Their Voice: 1A to 1F: Propositions of deception
by Tracy Democratic Club
May 15, 2009 | 1017 views | 0 0 comments | 9 9 recommendations | email to a friend | print
Like Don Quixote, the Tracy Democratic Club refutes the numbers game for the six state propositions to balance the California budget. And like Don Quixote, we reject the power elite’s fiscal analysis and narrow view of political reality.

Elitist proponents use “facts” that are the enemy of truth. The local Democratic Club unyieldingly refuses to accept their politics of deceit and deception. We will fight the unbeatable foe and their bullying tactics and their divide-and-conquer fear-based agenda.

This week at the Tracy Dem Club, we unanimously voted no on Propositions 1A through 1F and urge others to do the same.

As a local grassroots organization, we see the February 2009 budget agreement from the bottom up, not the top down — or if you prefer, the view from Main Street and not from the perch of Capitol Hill.

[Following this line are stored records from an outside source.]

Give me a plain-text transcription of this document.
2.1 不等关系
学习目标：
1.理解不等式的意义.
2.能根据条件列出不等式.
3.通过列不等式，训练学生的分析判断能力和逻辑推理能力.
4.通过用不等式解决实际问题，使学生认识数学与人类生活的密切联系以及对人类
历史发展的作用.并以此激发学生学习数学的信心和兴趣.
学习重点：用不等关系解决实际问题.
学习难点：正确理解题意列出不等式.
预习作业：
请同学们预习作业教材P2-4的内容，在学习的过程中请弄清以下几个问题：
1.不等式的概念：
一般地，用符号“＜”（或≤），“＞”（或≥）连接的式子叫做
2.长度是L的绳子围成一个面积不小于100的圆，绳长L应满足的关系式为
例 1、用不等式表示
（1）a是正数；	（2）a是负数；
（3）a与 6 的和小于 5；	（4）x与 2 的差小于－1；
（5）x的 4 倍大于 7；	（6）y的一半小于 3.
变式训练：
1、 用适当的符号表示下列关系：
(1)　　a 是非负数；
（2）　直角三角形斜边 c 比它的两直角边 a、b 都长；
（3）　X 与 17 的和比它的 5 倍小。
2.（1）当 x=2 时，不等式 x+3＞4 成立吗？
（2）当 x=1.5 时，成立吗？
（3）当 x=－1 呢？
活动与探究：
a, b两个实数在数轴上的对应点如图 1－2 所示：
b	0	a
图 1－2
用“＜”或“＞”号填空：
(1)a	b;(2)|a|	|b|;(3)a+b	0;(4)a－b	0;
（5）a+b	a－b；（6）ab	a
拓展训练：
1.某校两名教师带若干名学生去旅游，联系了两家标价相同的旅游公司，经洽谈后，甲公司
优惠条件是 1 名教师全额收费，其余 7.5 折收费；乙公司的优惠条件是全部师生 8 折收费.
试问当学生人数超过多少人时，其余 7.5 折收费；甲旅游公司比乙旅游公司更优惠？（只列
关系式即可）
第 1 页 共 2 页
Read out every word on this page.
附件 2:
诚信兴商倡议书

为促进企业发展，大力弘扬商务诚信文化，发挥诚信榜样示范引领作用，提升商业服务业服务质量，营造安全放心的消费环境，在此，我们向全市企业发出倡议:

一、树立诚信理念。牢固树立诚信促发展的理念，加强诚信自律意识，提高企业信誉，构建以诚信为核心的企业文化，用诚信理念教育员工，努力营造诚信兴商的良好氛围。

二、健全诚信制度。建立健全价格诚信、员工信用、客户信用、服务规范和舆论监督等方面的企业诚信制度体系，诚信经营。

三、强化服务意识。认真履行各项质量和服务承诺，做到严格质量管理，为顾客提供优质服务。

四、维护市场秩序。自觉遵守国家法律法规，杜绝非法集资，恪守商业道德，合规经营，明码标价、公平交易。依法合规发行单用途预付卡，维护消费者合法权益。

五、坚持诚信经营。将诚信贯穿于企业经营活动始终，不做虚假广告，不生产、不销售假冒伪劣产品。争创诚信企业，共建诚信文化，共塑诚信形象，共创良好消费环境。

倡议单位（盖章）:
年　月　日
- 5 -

As Tracyites, we see these six propositions requiring voter approval as “sink or swim” proposals. The governor and legislators have agreed to close a $41.7 billion gap in the state budget through June 30, 2010. To close the budget gap, proponents favor 35 percent spending cuts, 31 percent tax increases, 20 percent federal funding, 12 percent lottery bond borrowing and 2 percent elimination of special funds.

This appears balanced and fair, but it is not. Unconventional verbiage creates loopholes and misdirects reason and common sense.

Beginning with Proposition 1A, which changes the budget process, we are being asked to trust politicians again.

Repeatedly, whether Democrat or Republican, governor or Legislature, we are annually talked down to like children and told to behave and be silent. For example, on Proposition 1A, the gap and rainy-day fund mechanism overestimates state revenues with phrases like “smoothing out state spending over time” and underestimates “temporary tax increases.”

Proposition 1A deceives us with unrealistic optimism of revenues and forces us, the public, to do the jobs of our cowardly elected officials through passing narrow constitutional propositions. Based on a false premise, we the people are marginalized by the tyranny of the minority Republican Party, herded like sheep and left to hold the bag of perpetual indebtedness.

Proposition 1B, the public education funding proposition that uses children as shields, depends on passage of Proposition 1A. Like political hostages, the state politicians hold their elitist interest of authority over the common man. Without a doubt, education is our future, and these propositions portend a bleak and hopeless outcome.

To illustrate, Proposition 1C, the state lottery measure, supplants, not supplements, profits from going to education, ignoring the original initiative.

Furthermore, Proposition 1D, the transfer of dedicated funds for child development, and Proposition 1E, the transfer of dedicated mental health funds, will displace successful public programs with non-specific general funds — never to be seen again.

Finally, 1F, the pay raise proposal for state officials, quietly and disproportionately punishes non-exempt state workers and not the state’s elected politicians.

In total, the catastrophic impacts of Propositions 1A through 1F, if passed, unfairly target the common sense of governance by constitutional propositions. These six propositions that are authored by powerful elites at the expense and interest of the common man deny us our birthright of a duly represented state Legislature. By unifying against this slate of deceptive propositions, we avoid continuing this charade of short-term reforms.

Instead, we need to face the crux of our budget problem — the antiquated two-thirds majority rule. We demand the overhaul of it with a simple majority vote. This long-term solution will come from the lower and middle classes when common sense pursues a fundamental change through a California Constitutional Convention in 2010.

A convention will establish oversight of special-interest groups and irresponsible expenditures.

Real change will come when the populace demands local representation to lead California when the economy declines. Any other way is unrealistic and misleading. Thus, the local Democratic Club of Tracy unanimously rebels — just as Don Quixote did — against these windmills of misguided solutions, to right the unrightable wrong of tyranny rule to reach the impossible California dream.